Gelovig? Ik. Ik ben zeer gelovig. Ik geloof in mezelf. Lisanne zegt: het idee hond zit in ons. Die dat twee keer zegt: het idee hond zit in ons.
Twee limonades graag. (wegkijken
De maan een haviksoog in het duistere heelal. Plaats van toeval. Ik had het papiertje, een kasticket als ik het goed heb, een kasticket met een dubbelgetrapte vouw, opgeraapt kunnen hebben. Wat ik niet deed. Wat ik best wel had kunnen doen, maar niet deed, en daar geen verklaring of uitleg aan toe te voegen heb. Kijken of iemand anders het opraapt.
Exotica gulpt uit het openstaande raam. Blote ruggen. Ergens op een of andere planeet, dichtbij, een tafel met lege glazen en een hand van de persoon, oh––your god, die gedurende het tijdsverloop van één seconde het glas aanraakt, optilt, breekt, vasthoudt, loslaat, het bolle glas van de wereld, de handtas met het spoorticket Vladivostok, een blote rug met het opschrift Istanbul, ringen die in het straatlicht duiken, ooo–– ! wat jammer.

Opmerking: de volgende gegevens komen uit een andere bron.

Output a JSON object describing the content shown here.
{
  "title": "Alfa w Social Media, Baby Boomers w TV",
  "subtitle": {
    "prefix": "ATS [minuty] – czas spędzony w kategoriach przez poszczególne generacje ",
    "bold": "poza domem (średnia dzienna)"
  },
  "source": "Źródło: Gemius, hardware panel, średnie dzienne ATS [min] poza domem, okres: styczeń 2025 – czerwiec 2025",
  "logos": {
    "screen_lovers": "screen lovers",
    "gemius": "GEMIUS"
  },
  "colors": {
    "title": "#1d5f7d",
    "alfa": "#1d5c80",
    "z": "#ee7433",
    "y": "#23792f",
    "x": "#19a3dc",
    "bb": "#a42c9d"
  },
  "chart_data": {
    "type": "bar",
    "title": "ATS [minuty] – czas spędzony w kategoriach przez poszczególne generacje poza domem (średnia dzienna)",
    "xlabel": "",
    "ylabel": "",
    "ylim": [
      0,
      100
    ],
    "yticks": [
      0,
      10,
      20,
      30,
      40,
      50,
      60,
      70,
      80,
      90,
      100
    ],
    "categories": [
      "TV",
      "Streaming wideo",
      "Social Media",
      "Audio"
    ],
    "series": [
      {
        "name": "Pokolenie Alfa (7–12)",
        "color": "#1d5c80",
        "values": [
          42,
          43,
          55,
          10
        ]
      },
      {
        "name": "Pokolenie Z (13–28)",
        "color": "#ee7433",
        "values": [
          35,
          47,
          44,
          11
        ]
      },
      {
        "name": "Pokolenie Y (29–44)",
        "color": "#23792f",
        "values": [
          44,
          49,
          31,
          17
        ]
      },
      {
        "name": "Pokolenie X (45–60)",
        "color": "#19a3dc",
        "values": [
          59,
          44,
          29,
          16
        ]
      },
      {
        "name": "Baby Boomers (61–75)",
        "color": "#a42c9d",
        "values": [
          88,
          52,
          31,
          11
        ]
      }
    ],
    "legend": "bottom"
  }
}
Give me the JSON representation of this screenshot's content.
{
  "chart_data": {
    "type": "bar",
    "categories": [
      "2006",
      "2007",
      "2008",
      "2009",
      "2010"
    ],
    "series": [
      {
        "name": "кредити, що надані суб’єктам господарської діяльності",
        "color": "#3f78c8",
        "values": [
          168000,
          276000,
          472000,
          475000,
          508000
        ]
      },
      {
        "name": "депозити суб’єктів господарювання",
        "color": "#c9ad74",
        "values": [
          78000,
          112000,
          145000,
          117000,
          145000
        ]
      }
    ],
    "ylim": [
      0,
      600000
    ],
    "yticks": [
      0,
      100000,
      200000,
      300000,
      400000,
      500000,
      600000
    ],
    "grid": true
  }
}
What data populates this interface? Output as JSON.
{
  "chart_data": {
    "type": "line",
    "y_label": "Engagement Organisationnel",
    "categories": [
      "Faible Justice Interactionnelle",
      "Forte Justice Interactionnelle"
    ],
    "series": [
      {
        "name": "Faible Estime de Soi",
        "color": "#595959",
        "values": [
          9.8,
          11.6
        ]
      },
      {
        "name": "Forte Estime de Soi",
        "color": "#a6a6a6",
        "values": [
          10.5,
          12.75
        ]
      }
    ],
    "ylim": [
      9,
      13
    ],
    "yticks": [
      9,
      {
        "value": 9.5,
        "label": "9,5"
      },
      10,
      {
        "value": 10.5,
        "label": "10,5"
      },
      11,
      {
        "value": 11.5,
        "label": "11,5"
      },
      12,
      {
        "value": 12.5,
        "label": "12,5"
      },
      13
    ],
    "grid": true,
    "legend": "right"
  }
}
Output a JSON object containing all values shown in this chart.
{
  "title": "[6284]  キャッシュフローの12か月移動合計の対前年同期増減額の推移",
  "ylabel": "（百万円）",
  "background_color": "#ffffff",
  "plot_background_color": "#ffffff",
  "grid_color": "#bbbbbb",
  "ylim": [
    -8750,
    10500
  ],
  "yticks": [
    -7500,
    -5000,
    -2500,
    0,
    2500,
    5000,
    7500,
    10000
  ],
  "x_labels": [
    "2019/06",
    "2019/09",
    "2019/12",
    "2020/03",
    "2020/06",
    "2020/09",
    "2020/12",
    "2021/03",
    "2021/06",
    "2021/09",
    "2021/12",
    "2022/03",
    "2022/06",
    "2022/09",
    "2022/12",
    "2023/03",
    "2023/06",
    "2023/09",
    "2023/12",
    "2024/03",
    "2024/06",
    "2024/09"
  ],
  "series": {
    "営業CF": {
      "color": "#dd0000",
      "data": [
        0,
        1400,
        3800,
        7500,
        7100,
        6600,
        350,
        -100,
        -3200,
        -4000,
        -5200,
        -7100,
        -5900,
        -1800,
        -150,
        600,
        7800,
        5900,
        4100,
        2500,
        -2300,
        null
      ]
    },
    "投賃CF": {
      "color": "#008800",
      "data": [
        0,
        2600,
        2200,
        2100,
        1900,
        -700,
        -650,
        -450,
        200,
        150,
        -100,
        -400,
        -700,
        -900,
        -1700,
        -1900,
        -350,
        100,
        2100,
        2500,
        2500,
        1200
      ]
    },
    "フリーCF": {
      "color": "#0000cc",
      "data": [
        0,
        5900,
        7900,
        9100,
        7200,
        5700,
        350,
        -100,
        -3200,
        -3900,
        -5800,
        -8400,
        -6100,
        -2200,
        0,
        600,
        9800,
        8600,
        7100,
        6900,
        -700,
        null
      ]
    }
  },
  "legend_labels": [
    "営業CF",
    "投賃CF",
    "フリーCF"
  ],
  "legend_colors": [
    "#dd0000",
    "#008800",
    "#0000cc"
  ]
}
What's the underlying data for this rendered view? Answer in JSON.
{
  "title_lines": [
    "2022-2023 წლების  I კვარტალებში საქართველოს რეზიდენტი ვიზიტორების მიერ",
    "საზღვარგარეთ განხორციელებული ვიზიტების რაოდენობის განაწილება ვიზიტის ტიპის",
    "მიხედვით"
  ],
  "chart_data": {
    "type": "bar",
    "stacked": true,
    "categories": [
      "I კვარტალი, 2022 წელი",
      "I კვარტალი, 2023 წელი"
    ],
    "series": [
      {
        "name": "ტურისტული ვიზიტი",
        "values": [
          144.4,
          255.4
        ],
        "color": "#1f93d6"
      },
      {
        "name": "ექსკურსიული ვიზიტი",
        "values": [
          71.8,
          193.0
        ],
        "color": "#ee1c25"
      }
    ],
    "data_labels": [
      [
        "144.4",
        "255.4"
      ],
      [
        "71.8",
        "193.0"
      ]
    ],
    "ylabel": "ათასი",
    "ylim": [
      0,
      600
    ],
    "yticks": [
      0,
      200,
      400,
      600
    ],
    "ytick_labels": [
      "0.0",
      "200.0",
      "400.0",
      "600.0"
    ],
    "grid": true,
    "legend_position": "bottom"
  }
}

Ik dacht er nog aan. Tussen de boomtakken een maan die gelukkig maakt. Een holle massa die groen oplicht tussen de duistere ruggen van het erfgoed.
Auto. Oppassen. Auto. Het torso van Querelle. Indigo. En opeens is alles opgelost, ook de auto, iemand op een plank met broekzakken in elke hand, blaadjes ruilen in het tapijt van schaduwen, kletsdonker haar dat aan een blote schouder kleeft, het aanraakt, losse strengen van variabele lengte, universum herleid tot centimeter, een sigaret. Maan glijdt uit. Blote benen. Kloof. Het liedje. Stappen van gênant naar het raadplegen van. Om die ene, laatste aansteker te pakken te krijgen. Je huid kan niet volgen.